Scientists develop safeguards to improve biodiversity tracking in the food industry

A study led by University of Oxford researchers outlines a new blueprint to help tackle the biodiversity impacts of farming. They developed a framework to help agricultural sectors better contribute to global biodiversity targets without causing unintended harm.

Based on data from the Dutch dairy sector in 2020 and covering almost 8,950 farms, the study has established a single combined score to track biodiversity impacts against possible sectoral targets. 

Researchers found that while using such a score can be helpful to track overall progress, such methods can mask important local impacts, including nutrient pollution and habitat loss. These are currently poorly captured with existing biodiversity impact indicators.

The team developed a set of safeguards — clear, quantitative thresholds for major environmental pressures — that act as checks and balances, ensuring that improvements in one area do not mask problems in another.

Although they are extremely useful, relying on simplified, combined indicators to track agricultural impacts on biodiversity can be misleading if used alone. By introducing scientifically grounded safeguards, improvements can be made in one area that do not cause damage somewhere else.

We speak with Joseph Bull, associate professor in Climate Change Biology at the University of Oxford, one of the lead researchers. 

Why was it necessary to come up with a new blueprint to help tackle the biodiversity impacts of farming? 
Bull: The Dutch sustainable dairy sector organization DZK wanted to find a way to track its biodiversity impacts, but was conscious that it would be challenging to do so using a single metric in isolation, so they asked us to explore other approaches. We settled on this one — using one composite metric based on combining multiple environmental impacts, and accompanying it with environmental safeguards as well as an overall biodiversity target.

What is the single most important takeaway or recommendation for policymakers from this study?
Bull: That a useful approach for organizational and/or sectoral biodiversity strategies is to set targets around multiple environmental impacts (e.g., GHG emissions, land use change, water use., etc.) but then track overall progress (for reporting/disclosure year on year, etc.) using an aggregated biodiversity metric. In this case, we base that composite metric on lifecycle impact assessment approaches, which are gaining considerable traction for these kinds of analyses. 

It was also very interesting that meeting the safeguards we designed would allow the sector to progress most of the way toward ‘no net loss’ of biodiversity, meaning that the requirements for compensation measures (e.g. offsets) to get to ‘nature positive’ would be small

How can the agri-food industry use the insights from this study to help stakeholders and supply chains?
Bull: We would like to see this replicated for other commodity chains, as part of efforts to design the nature positive economy.

How did the team go about developing a set of safeguards? 
Bull: Essentially we combined a policy analysis based on our set of environmental impact indicators (e.g. applicable national or European legislation on nutrient loads, water use, GHG emissions; good practice on sourcing of commodities in supply chains e.g. palm oil and soy) with stakeholder analysis of farmers and researchers in the Netherlands concerning preferences (e.g. for placement of biodiversity offsets).

What were some of the biggest surprises or counterintuitive findings from analyzing the Dutch dairy sector?
Bull: That nutrient loads contributed relatively little to overall impact. The impact is high in the Netherlands, but due to the relatively high biodiversity in other parts of the world, land use change came out much higher. We were also surprised that meeting our set of proposed safeguards would potentially take the sector such a long way toward prevention of biodiversity impacts.

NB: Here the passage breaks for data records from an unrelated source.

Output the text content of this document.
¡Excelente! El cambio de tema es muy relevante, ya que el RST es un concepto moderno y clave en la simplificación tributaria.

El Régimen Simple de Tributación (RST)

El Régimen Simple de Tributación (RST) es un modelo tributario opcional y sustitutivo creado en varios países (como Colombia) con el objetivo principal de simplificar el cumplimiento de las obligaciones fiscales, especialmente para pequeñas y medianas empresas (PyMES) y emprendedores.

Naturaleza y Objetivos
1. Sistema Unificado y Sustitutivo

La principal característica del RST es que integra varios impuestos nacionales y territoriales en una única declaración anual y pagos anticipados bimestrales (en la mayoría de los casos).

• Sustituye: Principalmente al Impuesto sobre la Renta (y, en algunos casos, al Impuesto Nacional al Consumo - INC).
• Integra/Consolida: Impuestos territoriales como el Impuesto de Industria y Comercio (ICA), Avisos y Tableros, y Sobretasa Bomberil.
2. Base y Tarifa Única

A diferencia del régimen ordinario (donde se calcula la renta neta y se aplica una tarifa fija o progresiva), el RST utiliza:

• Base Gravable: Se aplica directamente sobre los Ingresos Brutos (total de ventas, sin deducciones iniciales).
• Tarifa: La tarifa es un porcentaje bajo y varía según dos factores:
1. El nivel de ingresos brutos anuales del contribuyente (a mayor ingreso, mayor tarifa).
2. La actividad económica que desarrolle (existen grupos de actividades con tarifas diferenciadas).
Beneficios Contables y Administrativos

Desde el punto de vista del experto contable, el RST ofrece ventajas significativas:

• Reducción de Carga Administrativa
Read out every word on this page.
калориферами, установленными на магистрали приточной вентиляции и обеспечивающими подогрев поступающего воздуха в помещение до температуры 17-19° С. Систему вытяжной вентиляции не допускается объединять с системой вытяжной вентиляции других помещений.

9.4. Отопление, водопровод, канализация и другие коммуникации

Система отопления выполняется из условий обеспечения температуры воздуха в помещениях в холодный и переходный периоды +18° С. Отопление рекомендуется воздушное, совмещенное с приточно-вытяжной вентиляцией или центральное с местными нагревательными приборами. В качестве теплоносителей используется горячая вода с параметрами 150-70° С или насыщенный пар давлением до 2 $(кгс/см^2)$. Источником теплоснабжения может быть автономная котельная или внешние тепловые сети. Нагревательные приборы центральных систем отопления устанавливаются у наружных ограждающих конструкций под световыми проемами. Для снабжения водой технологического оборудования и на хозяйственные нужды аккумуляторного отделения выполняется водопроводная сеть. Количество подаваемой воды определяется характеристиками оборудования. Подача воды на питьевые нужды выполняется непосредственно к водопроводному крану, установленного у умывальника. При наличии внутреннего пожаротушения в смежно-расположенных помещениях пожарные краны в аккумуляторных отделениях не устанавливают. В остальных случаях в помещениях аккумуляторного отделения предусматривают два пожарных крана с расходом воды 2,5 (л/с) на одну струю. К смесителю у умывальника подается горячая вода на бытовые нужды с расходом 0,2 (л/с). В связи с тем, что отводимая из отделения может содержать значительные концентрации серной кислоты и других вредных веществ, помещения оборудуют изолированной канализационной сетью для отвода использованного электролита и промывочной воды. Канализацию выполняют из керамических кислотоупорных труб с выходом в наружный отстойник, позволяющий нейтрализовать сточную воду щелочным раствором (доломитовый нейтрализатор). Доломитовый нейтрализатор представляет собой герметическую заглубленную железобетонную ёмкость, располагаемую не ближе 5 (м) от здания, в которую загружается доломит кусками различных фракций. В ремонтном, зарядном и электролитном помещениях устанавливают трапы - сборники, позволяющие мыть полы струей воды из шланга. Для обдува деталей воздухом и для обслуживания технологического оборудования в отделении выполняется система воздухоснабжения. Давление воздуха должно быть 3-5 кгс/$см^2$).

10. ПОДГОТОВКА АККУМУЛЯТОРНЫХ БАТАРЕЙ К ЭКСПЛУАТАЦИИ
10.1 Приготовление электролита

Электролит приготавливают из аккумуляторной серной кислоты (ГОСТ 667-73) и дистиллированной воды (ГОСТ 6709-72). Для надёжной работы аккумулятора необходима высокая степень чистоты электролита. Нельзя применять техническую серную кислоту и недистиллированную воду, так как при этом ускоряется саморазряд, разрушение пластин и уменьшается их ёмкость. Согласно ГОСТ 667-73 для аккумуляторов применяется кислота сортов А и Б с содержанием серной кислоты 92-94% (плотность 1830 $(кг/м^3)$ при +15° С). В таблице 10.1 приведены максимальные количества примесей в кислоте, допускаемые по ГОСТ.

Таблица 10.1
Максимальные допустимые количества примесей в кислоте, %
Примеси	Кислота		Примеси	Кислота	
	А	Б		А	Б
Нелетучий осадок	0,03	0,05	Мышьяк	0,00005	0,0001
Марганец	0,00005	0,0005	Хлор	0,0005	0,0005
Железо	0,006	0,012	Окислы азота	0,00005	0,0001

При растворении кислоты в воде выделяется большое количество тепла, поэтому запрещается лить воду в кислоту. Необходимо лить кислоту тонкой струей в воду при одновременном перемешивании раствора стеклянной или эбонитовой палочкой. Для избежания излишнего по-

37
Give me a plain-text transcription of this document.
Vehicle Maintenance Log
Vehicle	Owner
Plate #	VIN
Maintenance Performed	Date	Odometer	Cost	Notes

The study mentions overseas biodiversity loss due to imported feed. What specific changes could reduce these overseas impacts?
Bull: This is the really challenging part as obviously more proteins could be produced nationally, which would reduce the overall impacts of the sector, but then there would be more land taken required for this in the Netherlands, and consequently less land available for other uses (e.g. nature conservation). Or, this could be traded off against dairy production, but again that is challenging for farmers. 

Alternatively, we could look to better understand the geographical location of supply chains, and work on optimizing those supply chains locations for lower impacts, which would require a lot more data and transparency in those supply chains. Either way, as discussed in the paper, there are trade offs to be considered. 

How scalable is this framework to other agricultural sectors like beef, soy, or palm oil?
Bull: Entirely scalable. In principle (with the relevant farm data, and a similar analysis to develop commodity specific safeguards) this could be replicated for any other agri-food supply chain. One of the study co-authors, Joseph Poore, is doing a lot of fascinating work on this through the HESTIA initiative he leads. 

What comes next?
Bull: We are carrying out extensive work on other European projects that include how multiple sectors like this could combine to deliver a nature-positive economy, and using earth observation data to support sustainable agri-food supply chains.